What about something simple, like white noise? We use that in my son's room, and he can't hear hardly anything when just a regular vornado fan is running in there. It's eerie. Then of course you have the white noise of the fan, which is annoying, but it might be interesting to see howthat combines with your earplugs, which are great at blocking noise of that sort I presume.
It might be totally unworkable, but it's also pretty darn cheap (possibly free, if you already have a loud fan) to try.
The other thing that occurs to me is cheap DIY door soundproofing. We hang blackout curtains on my son's windows so that he can nap, but we made the discovery that it also really blocks incoming sound from outside. Not completely, but it really helps a surprising bit.
This, again, is free: if you have a heavy quilt or blanket, you could experiment with it on both sides of the door and see if anything helps.

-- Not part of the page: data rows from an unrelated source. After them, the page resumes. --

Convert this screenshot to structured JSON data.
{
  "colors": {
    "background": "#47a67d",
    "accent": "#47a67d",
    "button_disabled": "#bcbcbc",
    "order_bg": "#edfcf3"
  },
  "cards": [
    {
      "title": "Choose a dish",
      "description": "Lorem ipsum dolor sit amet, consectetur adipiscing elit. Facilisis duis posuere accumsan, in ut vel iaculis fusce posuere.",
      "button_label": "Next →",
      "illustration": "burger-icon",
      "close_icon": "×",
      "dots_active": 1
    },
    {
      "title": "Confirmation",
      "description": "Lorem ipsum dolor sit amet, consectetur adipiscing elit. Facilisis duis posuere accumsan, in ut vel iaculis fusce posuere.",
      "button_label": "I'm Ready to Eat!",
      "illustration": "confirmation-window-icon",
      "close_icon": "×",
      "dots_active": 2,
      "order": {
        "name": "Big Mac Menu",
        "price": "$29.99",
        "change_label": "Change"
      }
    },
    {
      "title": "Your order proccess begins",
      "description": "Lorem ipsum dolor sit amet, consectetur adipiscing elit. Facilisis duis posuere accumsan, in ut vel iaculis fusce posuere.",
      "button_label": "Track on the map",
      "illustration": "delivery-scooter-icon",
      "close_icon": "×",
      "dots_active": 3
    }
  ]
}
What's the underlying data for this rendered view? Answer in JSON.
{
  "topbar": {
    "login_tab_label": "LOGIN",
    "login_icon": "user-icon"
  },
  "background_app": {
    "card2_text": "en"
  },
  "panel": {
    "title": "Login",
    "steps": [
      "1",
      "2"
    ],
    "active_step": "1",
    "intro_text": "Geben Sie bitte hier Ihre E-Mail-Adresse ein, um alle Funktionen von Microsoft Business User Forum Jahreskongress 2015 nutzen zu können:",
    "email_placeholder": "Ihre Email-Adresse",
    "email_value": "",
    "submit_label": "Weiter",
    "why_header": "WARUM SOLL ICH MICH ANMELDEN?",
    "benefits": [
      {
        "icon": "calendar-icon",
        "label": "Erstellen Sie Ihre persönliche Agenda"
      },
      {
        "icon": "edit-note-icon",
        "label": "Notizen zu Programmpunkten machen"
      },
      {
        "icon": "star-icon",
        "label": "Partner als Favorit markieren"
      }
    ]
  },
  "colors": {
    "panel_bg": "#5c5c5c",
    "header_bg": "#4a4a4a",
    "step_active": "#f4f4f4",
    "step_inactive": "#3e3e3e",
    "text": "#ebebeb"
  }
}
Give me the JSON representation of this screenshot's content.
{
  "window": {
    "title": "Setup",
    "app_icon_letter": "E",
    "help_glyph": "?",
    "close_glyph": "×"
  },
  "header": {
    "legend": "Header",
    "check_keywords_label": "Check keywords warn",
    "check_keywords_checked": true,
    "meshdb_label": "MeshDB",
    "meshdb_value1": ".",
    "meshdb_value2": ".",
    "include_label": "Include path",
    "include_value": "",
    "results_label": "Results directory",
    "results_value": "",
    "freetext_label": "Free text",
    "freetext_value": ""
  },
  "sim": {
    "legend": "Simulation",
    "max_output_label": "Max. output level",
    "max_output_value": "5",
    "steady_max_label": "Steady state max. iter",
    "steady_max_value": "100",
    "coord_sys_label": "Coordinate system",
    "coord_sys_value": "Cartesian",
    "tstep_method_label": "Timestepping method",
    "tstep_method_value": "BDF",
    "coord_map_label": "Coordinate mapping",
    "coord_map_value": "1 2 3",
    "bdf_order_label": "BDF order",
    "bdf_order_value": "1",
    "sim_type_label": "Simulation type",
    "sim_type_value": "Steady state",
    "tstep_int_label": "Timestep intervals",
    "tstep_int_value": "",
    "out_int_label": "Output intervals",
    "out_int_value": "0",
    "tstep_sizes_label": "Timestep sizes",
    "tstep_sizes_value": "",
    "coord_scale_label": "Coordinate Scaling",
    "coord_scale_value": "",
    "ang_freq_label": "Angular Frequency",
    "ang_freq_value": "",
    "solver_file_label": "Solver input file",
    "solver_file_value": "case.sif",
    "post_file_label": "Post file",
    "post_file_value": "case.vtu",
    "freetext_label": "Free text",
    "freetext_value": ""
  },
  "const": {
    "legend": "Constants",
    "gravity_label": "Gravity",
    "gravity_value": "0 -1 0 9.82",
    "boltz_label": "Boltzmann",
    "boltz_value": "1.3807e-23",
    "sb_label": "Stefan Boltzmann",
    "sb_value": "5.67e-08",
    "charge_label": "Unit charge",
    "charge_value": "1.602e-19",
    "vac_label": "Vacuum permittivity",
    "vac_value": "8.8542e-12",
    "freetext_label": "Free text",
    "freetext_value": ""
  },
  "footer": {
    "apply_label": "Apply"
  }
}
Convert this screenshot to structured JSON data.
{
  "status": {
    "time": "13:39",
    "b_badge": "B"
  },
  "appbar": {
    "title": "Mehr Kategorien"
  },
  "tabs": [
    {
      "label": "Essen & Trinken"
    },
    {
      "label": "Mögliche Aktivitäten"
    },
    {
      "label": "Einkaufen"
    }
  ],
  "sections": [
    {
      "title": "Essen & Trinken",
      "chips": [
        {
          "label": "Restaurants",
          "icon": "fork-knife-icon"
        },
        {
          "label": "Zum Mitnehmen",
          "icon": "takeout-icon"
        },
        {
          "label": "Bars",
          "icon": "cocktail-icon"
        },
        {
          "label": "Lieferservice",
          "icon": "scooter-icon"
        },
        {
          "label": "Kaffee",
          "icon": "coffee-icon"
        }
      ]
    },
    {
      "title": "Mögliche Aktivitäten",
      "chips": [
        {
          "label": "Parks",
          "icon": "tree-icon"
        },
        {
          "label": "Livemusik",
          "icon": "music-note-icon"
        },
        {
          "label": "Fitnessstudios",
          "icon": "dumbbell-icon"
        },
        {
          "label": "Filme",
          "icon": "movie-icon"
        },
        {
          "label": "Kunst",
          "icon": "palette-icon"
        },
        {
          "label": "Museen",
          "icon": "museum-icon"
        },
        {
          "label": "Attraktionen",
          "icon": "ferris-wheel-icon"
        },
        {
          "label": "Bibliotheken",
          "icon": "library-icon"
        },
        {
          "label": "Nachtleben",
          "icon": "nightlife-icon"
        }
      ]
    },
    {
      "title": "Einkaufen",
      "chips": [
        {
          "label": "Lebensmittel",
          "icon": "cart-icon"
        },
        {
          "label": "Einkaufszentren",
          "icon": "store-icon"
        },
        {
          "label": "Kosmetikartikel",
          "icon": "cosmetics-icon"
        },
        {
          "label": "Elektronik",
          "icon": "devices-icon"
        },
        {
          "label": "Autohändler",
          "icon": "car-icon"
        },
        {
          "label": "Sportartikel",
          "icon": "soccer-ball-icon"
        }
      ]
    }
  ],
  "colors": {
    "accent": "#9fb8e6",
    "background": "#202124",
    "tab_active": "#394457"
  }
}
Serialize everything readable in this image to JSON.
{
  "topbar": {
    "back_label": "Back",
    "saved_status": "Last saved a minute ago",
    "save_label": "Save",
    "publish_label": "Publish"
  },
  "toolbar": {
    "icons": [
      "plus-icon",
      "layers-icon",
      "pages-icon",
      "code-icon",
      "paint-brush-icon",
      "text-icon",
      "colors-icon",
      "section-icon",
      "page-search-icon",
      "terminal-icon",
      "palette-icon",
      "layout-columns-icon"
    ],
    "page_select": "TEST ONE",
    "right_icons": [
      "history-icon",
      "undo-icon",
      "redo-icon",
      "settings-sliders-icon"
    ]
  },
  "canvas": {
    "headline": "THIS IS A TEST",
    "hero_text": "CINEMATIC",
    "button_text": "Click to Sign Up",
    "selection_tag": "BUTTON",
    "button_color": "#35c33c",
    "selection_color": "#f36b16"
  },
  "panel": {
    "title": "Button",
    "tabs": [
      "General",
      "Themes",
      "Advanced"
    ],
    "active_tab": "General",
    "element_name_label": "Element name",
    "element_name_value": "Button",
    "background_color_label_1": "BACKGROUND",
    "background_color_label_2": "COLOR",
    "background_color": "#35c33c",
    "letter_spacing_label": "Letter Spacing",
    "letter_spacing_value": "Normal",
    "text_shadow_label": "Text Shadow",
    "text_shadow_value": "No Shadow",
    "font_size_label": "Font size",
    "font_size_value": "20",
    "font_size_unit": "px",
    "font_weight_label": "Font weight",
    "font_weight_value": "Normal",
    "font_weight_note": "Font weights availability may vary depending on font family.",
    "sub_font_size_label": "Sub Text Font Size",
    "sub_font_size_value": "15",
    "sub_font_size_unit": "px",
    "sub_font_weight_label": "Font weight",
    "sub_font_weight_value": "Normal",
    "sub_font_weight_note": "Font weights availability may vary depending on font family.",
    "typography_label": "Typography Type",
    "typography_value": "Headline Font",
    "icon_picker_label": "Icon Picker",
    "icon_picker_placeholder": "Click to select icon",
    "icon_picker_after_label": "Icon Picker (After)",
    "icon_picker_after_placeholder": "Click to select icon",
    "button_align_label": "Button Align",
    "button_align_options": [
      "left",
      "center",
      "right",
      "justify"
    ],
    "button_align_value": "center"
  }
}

Maybe you already tried things like that, but it seems to me that you aren't in need of perfect sound damping: you need to reduce the incoming noise from your primary vectors of incoming sound, and then your existing solution will probably take care of whatever slips through. But instead of stacking more earmuffs on or whatever, you're blocking something better, aka general room noise in one fashion or another.
Another thig you might look into is a standalone active noise cancellation technology. Not earphones; this is something that sits in your room, plugged into the wall. My dad has been around those before, years back, and said they were amazing. They could basicLly eat all the conversation from someone right in front of you. But these were big, commercial, presumably very expensive devices. It was also a decade ago. So I have no idea what is on the market for that sort of thing, if it works, or what it costs. But the ethnology itself is very real and not bunk; even if there is likely a lot of snakewater oil being sold under that market name. I have no idea if that's cost feasible, and it mitt be overkill, but it would also be something you could bring with you to future houses or on trips, etc.
May not be helpful at all, but I know very little about this. I dabbled with noise cancellation headphones, but the active ones give me a headache despite working kind of well. So I just got used to playing music through my normal speakers, and tune out the other noise. That doesn't work for everyone, though, and there are definitely times when it doesnt work for me either.